Document the origin, structure, and preprocessing of datasets used in your project. This section supports transparency, reproducibility, and critical appraisal of the underlying evidence base.

Source Datasets and Descriptions

  • Where did each dataset originate (e.g., public database, collaborator, institutional study)?
    • Example: GTEx v8 RNA-seq data for 17 tissues; dbGaP accession phs001234.v1 for whole-genome sequencing of PAH cohort.
  • What kind of data is included (e.g., raw FASTQ, VCF, count matrices, clinical annotations)?
    • Example: Processed gene counts (TPM, raw) and matched genotype data for 300 individuals.

Cohorts and Sample Sizes

  • What populations or models are represented?
    • Example: 105 BMPR2 mutation carriers (40 affected, 65 unaffected); 50 healthy controls.
  • Are there subgroups of interest (e.g., stratified by sex, ancestry, disease subtype)?
    • Example: Stratification by WHO PAH subtype and family structure.

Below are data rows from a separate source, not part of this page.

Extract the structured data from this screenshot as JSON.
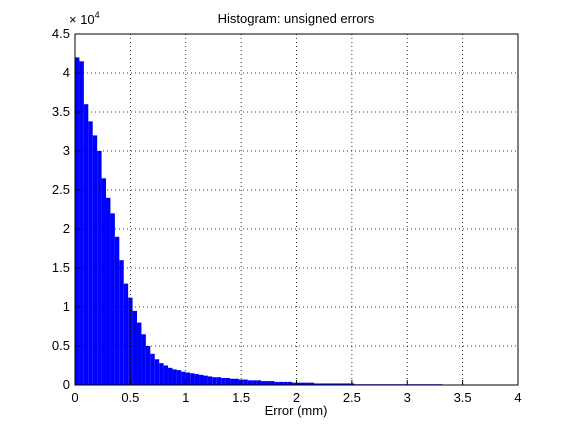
{
  "chart_data": {
    "type": "histogram",
    "title": "Histogram: unsigned errors",
    "x_label": "Error (mm)",
    "y_multiplier": {
      "base": "× 10",
      "exponent": "4"
    },
    "color": "#0000ff",
    "grid": true,
    "xlim": [
      0,
      4
    ],
    "xticks": [
      0,
      0.5,
      1,
      1.5,
      2,
      2.5,
      3,
      3.5,
      4
    ],
    "ylim": [
      0,
      4.5
    ],
    "yticks": [
      0,
      0.5,
      1,
      1.5,
      2,
      2.5,
      3,
      3.5,
      4,
      4.5
    ],
    "bins": [
      0,
      0.04,
      0.08,
      0.12,
      0.16,
      0.2,
      0.24,
      0.28,
      0.32,
      0.36,
      0.4,
      0.44,
      0.48,
      0.52,
      0.56,
      0.6,
      0.64,
      0.68,
      0.72,
      0.76,
      0.8,
      0.84,
      0.88,
      0.92,
      0.96,
      1,
      1.04,
      1.08,
      1.12,
      1.16,
      1.2,
      1.24,
      1.28,
      1.32,
      1.36,
      1.4,
      1.44,
      1.48,
      1.52,
      1.56,
      1.6,
      1.64,
      1.68,
      1.72,
      1.76,
      1.8,
      1.84,
      1.88,
      1.92,
      1.96,
      2,
      2.04,
      2.08,
      2.12,
      2.16,
      2.2,
      2.24,
      2.28,
      2.32,
      2.36,
      2.4,
      2.44,
      2.48,
      2.52,
      2.56,
      2.6,
      2.64,
      2.68,
      2.72,
      2.76,
      2.8,
      2.84,
      2.88,
      2.92,
      2.96,
      3,
      3.04,
      3.08,
      3.12,
      3.16,
      3.2,
      3.24,
      3.28,
      3.32
    ],
    "values": [
      4.2,
      4.15,
      3.6,
      3.38,
      3.2,
      3.0,
      2.65,
      2.4,
      2.2,
      1.9,
      1.6,
      1.3,
      1.12,
      0.95,
      0.8,
      0.65,
      0.5,
      0.4,
      0.33,
      0.28,
      0.25,
      0.22,
      0.2,
      0.19,
      0.17,
      0.16,
      0.15,
      0.14,
      0.13,
      0.12,
      0.11,
      0.1,
      0.1,
      0.09,
      0.09,
      0.08,
      0.08,
      0.07,
      0.07,
      0.06,
      0.06,
      0.06,
      0.05,
      0.05,
      0.05,
      0.04,
      0.04,
      0.04,
      0.04,
      0.03,
      0.03,
      0.03,
      0.03,
      0.03,
      0.02,
      0.02,
      0.02,
      0.02,
      0.02,
      0.02,
      0.02,
      0.02,
      0.02,
      0.01,
      0.01,
      0.01,
      0.01,
      0.01,
      0.01,
      0.01,
      0.01,
      0.01,
      0.01,
      0.01,
      0.01,
      0.01,
      0.01,
      0.01,
      0.01,
      0.01,
      0.01,
      0.01,
      0.01
    ]
  }
}
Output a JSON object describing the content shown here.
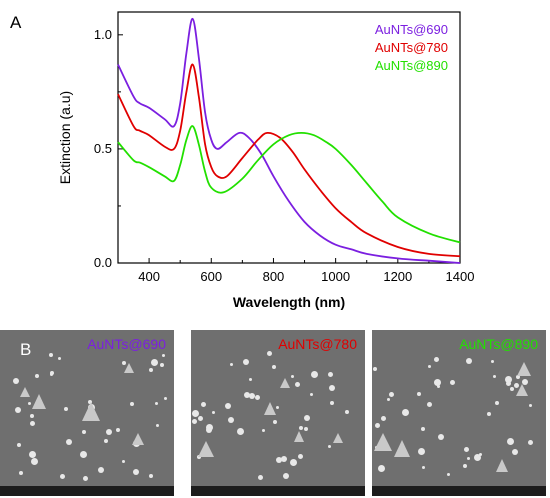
{
  "panel_a": "A",
  "panel_b": "B",
  "chart_data": {
    "type": "line",
    "xlabel": "Wavelength (nm)",
    "ylabel": "Extinction (a.u)",
    "xlim": [
      300,
      1400
    ],
    "ylim": [
      0,
      1.1
    ],
    "xticks": [
      400,
      600,
      800,
      1000,
      1200,
      1400
    ],
    "xtick_labels": [
      "400",
      "600",
      "800",
      "1000",
      "1200",
      "1400"
    ],
    "yticks": [
      0,
      0.5,
      1.0
    ],
    "ytick_labels": [
      "0.0",
      "0.5",
      "1.0"
    ],
    "legend_position": "top-right",
    "series": [
      {
        "name": "AuNTs@690",
        "color": "#7b1fe0",
        "x": [
          300,
          350,
          370,
          400,
          450,
          480,
          500,
          520,
          540,
          560,
          580,
          600,
          620,
          650,
          690,
          720,
          760,
          800,
          850,
          900,
          950,
          1000,
          1050,
          1100,
          1200,
          1300,
          1400
        ],
        "y": [
          0.87,
          0.73,
          0.7,
          0.68,
          0.63,
          0.6,
          0.7,
          0.92,
          1.07,
          0.9,
          0.66,
          0.54,
          0.5,
          0.53,
          0.57,
          0.55,
          0.48,
          0.38,
          0.27,
          0.18,
          0.12,
          0.08,
          0.06,
          0.04,
          0.02,
          0.01,
          0.0
        ]
      },
      {
        "name": "AuNTs@780",
        "color": "#e00000",
        "x": [
          300,
          350,
          370,
          400,
          450,
          480,
          500,
          520,
          540,
          560,
          580,
          600,
          620,
          650,
          700,
          750,
          780,
          820,
          860,
          900,
          950,
          1000,
          1050,
          1100,
          1200,
          1300,
          1400
        ],
        "y": [
          0.74,
          0.6,
          0.58,
          0.56,
          0.51,
          0.5,
          0.58,
          0.75,
          0.87,
          0.73,
          0.52,
          0.42,
          0.38,
          0.38,
          0.46,
          0.54,
          0.57,
          0.55,
          0.49,
          0.41,
          0.32,
          0.24,
          0.18,
          0.13,
          0.07,
          0.04,
          0.03
        ]
      },
      {
        "name": "AuNTs@890",
        "color": "#22e000",
        "x": [
          300,
          350,
          370,
          400,
          450,
          480,
          500,
          520,
          540,
          560,
          580,
          600,
          640,
          700,
          750,
          800,
          850,
          890,
          930,
          970,
          1000,
          1050,
          1100,
          1150,
          1200,
          1300,
          1400
        ],
        "y": [
          0.53,
          0.45,
          0.44,
          0.42,
          0.38,
          0.36,
          0.43,
          0.54,
          0.6,
          0.52,
          0.4,
          0.33,
          0.31,
          0.37,
          0.45,
          0.52,
          0.56,
          0.57,
          0.56,
          0.53,
          0.5,
          0.43,
          0.35,
          0.27,
          0.2,
          0.13,
          0.09
        ]
      }
    ]
  },
  "sem_images": [
    {
      "label": "AuNTs@690",
      "color": "#7b1fe0"
    },
    {
      "label": "AuNTs@780",
      "color": "#e00000"
    },
    {
      "label": "AuNTs@890",
      "color": "#22e000"
    }
  ]
}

Preprocessing or Curation Steps

  • What transformations were applied to the raw data?
    • Example: Adapter trimming with Trim Galore, alignment with STAR, quantification via featureCounts.
  • How was quality control performed?
    • Example: Excluded samples with <70% mapping rate or <10M reads; removed genes with low variance across all samples.
  • Were any samples excluded or imputed? Why?
    • Example: Imputed missing genotypes using Beagle; removed mislabeled samples based on genotype PCA.

Data Use and Access

  • What are the data access constraints (e.g., open access, dbGaP-controlled, IRB approval)?
  • Are any datasets sensitive (e.g., human subject data, Indigenous-controlled datasets)? What restrictions apply?